Eric Besson, François Fillon et Nicolas Sarkozy : retenons bien ces trois noms qui entâchent durablement notre pays. La France, depuis toujours, a donné l’asile aux ressortissants des pays en guerre. Ce n’est plus le cas.
Faut-il rappeler que la France est un pays en guerre. Notamment en Afghanistan. Faut-il rappeler que la France est signataire de la Convention de Genève de 1951. Faut-il rappeler que le Haut-Commissariat aux Réfugiés de l’ONU ainsi que la Cour Européenne des Droits de l’Homme ont demandé à la France de renoncer à ces expulsions.
Faut-il tout simplement rappeler que la France a porté les Droits de l’Homme il y a plus de deux siècles.
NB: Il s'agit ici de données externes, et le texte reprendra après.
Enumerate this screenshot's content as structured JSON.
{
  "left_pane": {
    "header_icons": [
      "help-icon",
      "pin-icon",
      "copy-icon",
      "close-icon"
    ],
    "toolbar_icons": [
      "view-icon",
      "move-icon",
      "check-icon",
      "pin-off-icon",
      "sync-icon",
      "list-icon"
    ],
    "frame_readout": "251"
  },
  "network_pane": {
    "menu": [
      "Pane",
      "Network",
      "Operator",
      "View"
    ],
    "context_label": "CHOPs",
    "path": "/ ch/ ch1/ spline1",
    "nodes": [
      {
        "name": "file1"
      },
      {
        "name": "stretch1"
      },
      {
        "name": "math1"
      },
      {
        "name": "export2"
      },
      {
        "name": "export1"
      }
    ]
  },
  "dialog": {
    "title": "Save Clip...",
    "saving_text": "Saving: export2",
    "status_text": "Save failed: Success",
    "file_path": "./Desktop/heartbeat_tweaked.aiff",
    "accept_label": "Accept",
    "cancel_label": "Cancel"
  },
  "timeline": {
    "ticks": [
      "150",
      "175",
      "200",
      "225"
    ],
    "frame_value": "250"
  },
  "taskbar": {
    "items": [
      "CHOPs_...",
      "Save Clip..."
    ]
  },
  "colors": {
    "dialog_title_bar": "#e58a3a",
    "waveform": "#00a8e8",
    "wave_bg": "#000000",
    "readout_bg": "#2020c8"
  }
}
Alors, face à ces expulsions, chacune et chacun peut se demander où se trouve le grave danger pour la Nation, où se situe la mise en péril de notre économie, où est localisé le danger de la sécurité intérieure. On cherche désespérément une raison qui nécessite l’expulsion de migrants dans un pays en guerre.
Que nenni ! La droite au pouvoir est en difficulté et cherche des échappatoires. Face aux polémiques incessantes, la droite tente de trouver une sortie par … une nouvelle polémique. Accessoirement, Eric Besson, le traitre parfaitement accompli et heureux, sur ordre du président, donne des gages à l’extrême droite et tente de conforter son statut de premier ministrable.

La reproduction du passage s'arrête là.